Falling prices for processors again took their toll as Intel Corp. (Nasdaq: INTC) missed Wall Street's earnings estimates for the second straight quarter.

In third quarter results results after market close Tuesday, Intel reported net income of $1.9 billion, or 55 cents per share, not counting acquisition costs. First Call's survey of 23 analysts predicted a profit of 57 cents per share for the September quarter.

The company also missed analyst forecasts in the second quarter.

Third quarter revenue rose 9 percent year-over-year and sequentially, to $7.3 billion, within range of analyst expectations and slightly higher than the company's own expectations. Excluding revenue from acquired companies, Intel's sales increased 7 percent.

Intel expected gross margin to rise slightly in the third quarter, but falling chip prices caused margins to fall instead, company executives said during a conference call with analysts. Average selling prices for chips have been falling since last year, although the decline slowed "considerably" in the third quarter, said Paul Otellini, general manager of the Intel Architecture Business Group.

The company also underestimated the impact of delaying the introduction of faster chips based on smaller 0.18 micron line widths. Intel also saw increased costs for new fabs based on 0.18 micron.

Those delays, executives said, will benefit Intel in the December quarter because because 0.18 micron chips turned out to have per-unit manufacturing costs than expected. "We think we have a better cost story and a better product story going into the fourth quarter than going into the third quarter," Intel CFO Andy Bryant said.

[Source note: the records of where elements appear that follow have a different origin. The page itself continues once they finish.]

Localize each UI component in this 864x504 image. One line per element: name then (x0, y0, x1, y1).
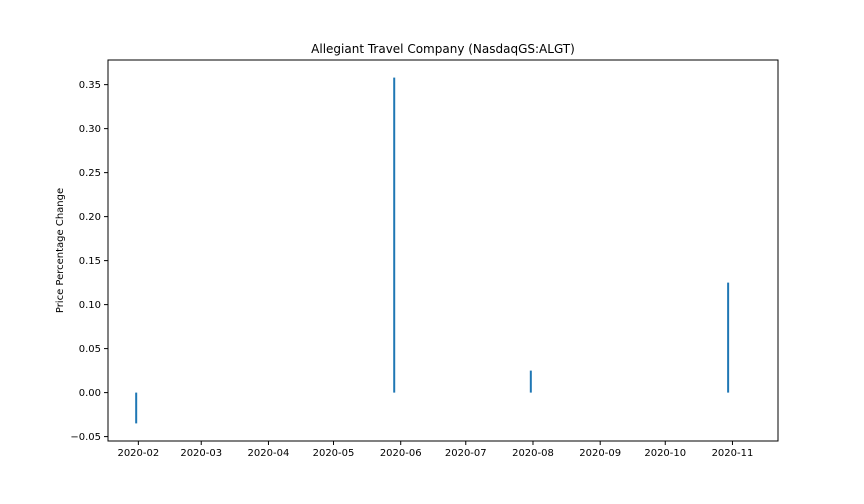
x-tick-label: 2020-11 (712, 448, 754, 459)
bar (393, 77, 396, 393)
bar (529, 370, 532, 393)
chart-title: Allegiant Travel Company (NasdaqGS:ALGT) (311, 42, 575, 56)
y-tick-label: 0.20 (79, 212, 101, 223)
bars-group (135, 77, 730, 424)
bar (135, 392, 138, 424)
y-axis-ticks: −0.05 0.00 0.05 0.10 0.15 0.20 0.25 0.30 0.35 (70, 80, 108, 443)
x-tick-label: 2020-02 (117, 448, 159, 459)
x-tick-label: 2020-04 (248, 448, 290, 459)
y-tick-label: 0.10 (79, 300, 101, 311)
y-axis-label: Price Percentage Change (55, 188, 66, 313)
plot-frame (107, 59, 779, 442)
y-tick-label: 0.05 (79, 344, 101, 355)
y-tick-label: 0.30 (79, 124, 101, 135)
x-tick-label: 2020-05 (313, 448, 355, 459)
x-tick-label: 2020-10 (644, 448, 686, 459)
x-tick-label: 2020-03 (180, 448, 222, 459)
x-tick-label: 2020-09 (579, 448, 621, 459)
x-axis-ticks: 2020-02 2020-03 2020-04 2020-05 2020-06 2020-… (117, 441, 753, 459)
x-tick-label: 2020-08 (512, 448, 554, 459)
y-tick-label: 0.25 (79, 168, 101, 179)
x-tick-label: 2020-07 (445, 448, 487, 459)
y-tick-label: 0.00 (79, 388, 101, 399)
y-tick-label: 0.15 (79, 256, 101, 267)
bar (727, 282, 730, 393)
y-tick-label: −0.05 (70, 432, 101, 443)
y-tick-label: 0.35 (79, 80, 101, 91)
x-tick-label: 2020-06 (380, 448, 422, 459)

Recent setbacks with new chipsets will not hurt shipments of 0.18 micron chips, because Intel already has compatible chipsets for those processors, Otellini said.

Gross margin will be a couple of points higher in the fourth quarter, Bryant said. The chipmaker predicted "seasonally strong" fourth quarter sales. Revenue will be higher sequentially in the fourth, Intel said.

Although executives said the full effects of Taiwan's recent earthquake aren't known yet, customers haven't asked Intel to do anything differently because of the quake, Otellini said. "At this point, we believe our supply of materials from Taiwan-based manufacturers has not been impacted," he said.

Intel saw market share gains in the third quarter, executives said. Pentium III chips are now the highest shipping processors for PCs, they added.

Fourth quarter expenses will be 9 to 12 percent higher than the third, because of increased advertising and marketing during the holiday season, Intel said. Research and development costs are expected to be about $3.1 billion, a slight increase from previous indications of $3 billion because of R&D spending at recently acquired companies. At $3.3 billion, capital spending will also be higher than previously forecast, Intel said, because of the acquisitions and the earlier-than-expected ramp of the Intel Online Services web-hosting business.

Intel recorded acquisition-related expenses of $333 million in the third quarter for writing off in-process R&D and $121 million to for writing down goodwill and other intangibles. Including those costs related to recently purchased companies such as Level One, Dialogic, Intel's profit shrank to $1.5 billion, down 6 percent year-over-year and down 17 percent from the second quarter. Previously, Intel recorded goodwill amortization in cost of sales.

Intel spent $911 million to buy back 12.8 million shares during the third quarter.